My daughter's not big on loosing. It's particularly noticeable in group play. When she is doing an activity where she thinks she might not win, she just drops out of that activity. Its as if when she hears the dark clouds of failing, she winces and she backs off. She won't publicly display a new skill, until she has practiced it and is sure her performance will ooze out perfection. And here I was, reinforcing her very habit.
After a lifetime of winning and failing, I have believed in the importance of both to make us better people. Call it too much critical introspection or too much failure. Haa :) I think I have started to embrace failure as much as success and yet in that very moment, I refused to accept my daughter's grade.
Failure as stated in the dictionary is just "the state or condition of not meeting a desirable or intended objective." That's all. Nothing chronic. Nothing that can't be reversed. Nothing that is the end of the world.

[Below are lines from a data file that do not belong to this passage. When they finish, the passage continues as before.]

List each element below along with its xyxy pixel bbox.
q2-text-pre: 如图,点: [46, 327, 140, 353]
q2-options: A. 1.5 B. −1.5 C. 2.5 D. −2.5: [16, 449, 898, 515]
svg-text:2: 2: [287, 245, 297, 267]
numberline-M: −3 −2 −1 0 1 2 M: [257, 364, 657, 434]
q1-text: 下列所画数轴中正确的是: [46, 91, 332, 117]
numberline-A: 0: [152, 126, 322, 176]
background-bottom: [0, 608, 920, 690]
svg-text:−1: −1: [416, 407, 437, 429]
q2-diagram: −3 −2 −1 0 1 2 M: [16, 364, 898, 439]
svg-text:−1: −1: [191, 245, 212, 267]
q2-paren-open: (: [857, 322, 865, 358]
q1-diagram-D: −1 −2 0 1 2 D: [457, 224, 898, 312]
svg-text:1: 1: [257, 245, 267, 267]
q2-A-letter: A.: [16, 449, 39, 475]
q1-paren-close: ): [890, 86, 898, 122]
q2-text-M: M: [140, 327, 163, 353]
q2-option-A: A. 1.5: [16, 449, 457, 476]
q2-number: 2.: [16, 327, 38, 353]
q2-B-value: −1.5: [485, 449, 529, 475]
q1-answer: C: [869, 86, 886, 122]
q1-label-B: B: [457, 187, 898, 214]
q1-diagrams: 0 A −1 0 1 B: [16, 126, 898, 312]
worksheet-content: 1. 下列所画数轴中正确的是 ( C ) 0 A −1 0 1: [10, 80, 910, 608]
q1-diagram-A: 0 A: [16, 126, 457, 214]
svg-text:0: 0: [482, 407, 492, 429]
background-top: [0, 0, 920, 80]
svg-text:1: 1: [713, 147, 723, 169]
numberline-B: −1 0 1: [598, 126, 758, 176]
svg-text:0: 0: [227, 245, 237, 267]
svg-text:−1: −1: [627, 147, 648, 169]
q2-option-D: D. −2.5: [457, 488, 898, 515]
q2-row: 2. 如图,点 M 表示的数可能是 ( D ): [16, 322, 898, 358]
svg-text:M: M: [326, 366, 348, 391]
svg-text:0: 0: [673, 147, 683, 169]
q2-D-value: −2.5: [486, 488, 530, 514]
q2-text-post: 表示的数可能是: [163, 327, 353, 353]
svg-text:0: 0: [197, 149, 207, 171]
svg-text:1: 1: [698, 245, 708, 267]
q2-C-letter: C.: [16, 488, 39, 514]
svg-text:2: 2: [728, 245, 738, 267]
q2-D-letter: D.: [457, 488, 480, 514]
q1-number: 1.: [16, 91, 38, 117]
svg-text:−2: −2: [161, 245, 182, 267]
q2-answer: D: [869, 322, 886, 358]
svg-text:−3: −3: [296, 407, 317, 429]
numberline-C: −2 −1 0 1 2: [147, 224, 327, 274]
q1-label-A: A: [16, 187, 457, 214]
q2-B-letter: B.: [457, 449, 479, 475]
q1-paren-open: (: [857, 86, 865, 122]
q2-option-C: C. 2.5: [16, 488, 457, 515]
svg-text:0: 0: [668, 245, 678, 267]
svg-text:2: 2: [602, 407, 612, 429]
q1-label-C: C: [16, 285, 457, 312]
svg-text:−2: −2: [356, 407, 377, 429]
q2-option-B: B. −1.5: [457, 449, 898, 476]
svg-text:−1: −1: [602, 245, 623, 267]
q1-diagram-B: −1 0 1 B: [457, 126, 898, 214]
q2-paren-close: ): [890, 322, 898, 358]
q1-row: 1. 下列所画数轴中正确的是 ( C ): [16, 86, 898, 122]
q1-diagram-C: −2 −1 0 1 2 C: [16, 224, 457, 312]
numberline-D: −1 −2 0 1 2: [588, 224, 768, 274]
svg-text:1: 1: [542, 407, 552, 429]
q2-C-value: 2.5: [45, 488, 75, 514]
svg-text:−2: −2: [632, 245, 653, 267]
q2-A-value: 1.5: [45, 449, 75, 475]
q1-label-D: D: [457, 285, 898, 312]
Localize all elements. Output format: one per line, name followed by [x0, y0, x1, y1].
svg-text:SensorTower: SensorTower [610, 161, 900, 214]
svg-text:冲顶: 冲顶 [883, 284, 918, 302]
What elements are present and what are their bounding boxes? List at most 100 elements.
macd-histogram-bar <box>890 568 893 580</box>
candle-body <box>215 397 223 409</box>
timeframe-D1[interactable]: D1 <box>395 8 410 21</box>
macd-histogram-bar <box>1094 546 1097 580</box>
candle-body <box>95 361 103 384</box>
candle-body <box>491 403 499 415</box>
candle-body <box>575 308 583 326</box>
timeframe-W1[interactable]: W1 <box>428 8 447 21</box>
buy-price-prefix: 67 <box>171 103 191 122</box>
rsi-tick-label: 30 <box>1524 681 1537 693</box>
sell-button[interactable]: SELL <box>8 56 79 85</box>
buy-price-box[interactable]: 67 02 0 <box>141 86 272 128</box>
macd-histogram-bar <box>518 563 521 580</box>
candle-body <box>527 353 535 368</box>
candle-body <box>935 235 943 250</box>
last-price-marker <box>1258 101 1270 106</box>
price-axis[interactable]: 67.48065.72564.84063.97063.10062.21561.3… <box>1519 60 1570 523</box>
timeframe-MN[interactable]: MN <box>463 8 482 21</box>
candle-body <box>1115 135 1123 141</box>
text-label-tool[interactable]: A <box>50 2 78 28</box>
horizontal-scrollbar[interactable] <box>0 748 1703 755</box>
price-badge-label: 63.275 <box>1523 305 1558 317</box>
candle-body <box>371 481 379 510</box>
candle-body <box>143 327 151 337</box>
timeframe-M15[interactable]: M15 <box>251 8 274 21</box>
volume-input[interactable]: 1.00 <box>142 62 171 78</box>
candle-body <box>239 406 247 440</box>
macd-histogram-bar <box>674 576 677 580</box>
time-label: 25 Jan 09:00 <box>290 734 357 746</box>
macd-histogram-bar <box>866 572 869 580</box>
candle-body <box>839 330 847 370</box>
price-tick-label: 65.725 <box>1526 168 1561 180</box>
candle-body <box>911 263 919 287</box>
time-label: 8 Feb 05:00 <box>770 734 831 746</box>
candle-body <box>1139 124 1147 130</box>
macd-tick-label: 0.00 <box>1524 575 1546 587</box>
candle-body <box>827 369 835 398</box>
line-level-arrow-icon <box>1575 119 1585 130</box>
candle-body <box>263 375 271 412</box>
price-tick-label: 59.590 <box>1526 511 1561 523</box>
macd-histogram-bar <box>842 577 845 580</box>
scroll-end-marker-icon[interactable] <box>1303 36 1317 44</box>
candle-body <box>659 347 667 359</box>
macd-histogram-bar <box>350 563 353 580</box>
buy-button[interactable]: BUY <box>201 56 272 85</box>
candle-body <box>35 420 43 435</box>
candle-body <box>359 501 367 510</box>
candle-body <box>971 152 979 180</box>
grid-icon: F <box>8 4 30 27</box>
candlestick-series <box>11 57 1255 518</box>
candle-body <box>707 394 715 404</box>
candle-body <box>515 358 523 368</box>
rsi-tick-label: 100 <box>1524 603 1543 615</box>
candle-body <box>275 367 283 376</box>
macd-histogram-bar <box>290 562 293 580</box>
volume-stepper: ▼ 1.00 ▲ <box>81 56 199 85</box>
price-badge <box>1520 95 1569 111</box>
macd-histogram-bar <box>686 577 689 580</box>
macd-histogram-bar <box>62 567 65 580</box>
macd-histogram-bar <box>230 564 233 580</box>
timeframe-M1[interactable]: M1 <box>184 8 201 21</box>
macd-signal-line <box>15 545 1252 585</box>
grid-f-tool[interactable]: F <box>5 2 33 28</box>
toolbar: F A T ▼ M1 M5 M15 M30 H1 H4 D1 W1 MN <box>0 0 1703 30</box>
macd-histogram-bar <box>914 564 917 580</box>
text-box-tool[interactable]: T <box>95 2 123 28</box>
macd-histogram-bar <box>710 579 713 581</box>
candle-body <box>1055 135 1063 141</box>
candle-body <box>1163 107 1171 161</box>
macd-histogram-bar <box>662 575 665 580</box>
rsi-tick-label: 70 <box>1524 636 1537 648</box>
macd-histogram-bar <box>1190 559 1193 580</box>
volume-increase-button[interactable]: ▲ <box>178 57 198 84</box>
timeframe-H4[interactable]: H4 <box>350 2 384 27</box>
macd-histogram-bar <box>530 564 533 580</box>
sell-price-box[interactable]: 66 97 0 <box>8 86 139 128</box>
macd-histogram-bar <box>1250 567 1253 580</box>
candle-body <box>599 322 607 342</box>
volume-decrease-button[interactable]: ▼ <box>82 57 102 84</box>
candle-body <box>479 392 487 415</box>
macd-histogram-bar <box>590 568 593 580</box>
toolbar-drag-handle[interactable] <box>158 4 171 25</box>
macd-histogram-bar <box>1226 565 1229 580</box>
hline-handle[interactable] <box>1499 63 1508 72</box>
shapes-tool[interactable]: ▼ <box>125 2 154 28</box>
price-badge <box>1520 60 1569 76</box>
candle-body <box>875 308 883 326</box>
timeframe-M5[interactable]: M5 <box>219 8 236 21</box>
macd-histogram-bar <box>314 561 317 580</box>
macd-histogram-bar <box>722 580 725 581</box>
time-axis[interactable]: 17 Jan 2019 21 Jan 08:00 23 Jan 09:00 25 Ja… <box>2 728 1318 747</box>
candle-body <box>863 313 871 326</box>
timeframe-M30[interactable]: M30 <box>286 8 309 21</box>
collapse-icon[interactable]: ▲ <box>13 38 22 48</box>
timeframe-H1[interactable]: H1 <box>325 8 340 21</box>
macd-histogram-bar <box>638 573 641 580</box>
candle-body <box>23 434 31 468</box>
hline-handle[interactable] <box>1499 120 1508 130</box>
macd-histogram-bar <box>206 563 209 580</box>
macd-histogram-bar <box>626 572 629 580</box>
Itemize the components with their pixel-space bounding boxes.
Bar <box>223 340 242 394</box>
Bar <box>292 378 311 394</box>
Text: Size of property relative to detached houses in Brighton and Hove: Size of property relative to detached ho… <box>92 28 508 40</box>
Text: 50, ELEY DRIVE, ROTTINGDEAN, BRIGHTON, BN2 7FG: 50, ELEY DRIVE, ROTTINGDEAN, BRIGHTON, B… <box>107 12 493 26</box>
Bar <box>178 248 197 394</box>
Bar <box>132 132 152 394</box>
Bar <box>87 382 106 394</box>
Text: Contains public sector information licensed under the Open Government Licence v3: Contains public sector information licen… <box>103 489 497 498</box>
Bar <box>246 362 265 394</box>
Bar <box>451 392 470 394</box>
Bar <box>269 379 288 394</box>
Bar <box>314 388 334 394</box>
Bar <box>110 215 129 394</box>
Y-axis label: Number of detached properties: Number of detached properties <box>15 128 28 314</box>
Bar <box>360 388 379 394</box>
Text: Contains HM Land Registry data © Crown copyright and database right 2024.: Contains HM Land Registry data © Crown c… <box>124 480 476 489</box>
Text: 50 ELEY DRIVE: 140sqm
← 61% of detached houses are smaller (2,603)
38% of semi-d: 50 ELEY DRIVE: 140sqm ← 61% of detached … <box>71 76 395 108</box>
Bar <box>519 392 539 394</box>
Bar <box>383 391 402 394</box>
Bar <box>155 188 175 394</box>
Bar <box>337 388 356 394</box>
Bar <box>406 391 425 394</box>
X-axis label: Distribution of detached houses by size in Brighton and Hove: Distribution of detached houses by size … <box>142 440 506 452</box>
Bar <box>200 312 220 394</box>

Failure is important for self reflection. The kind of insight you get after failing is immense and it not only makes you better prepared for the future but also prepares you to think creatively through solutions.
Yet here I was, scolding her for her grades. Not embracing her failure and behaving as if something chronic has happened in her life.
Christine Carter, PhD, of The Greater Good Science Center, saw in her own research that kids who reported facing more challenges in their lives were far happier than the kids who reported fewer (or no) challenges. That means not only is failure critical to success but it's also a cornerstone of happiness.
I owe her the right to fail, to embrace it and to figure through the labrynith of her mind as to what went wrong.
Be it loosing a friend, not able to tie her laces, an incorrectly done problem - she needs all of this. Because at the end of failing is where thought application begins. Its where creativity unleashes itself.
As Christine said, "the thing we need to protect our kids from is not failure but a life void of failure."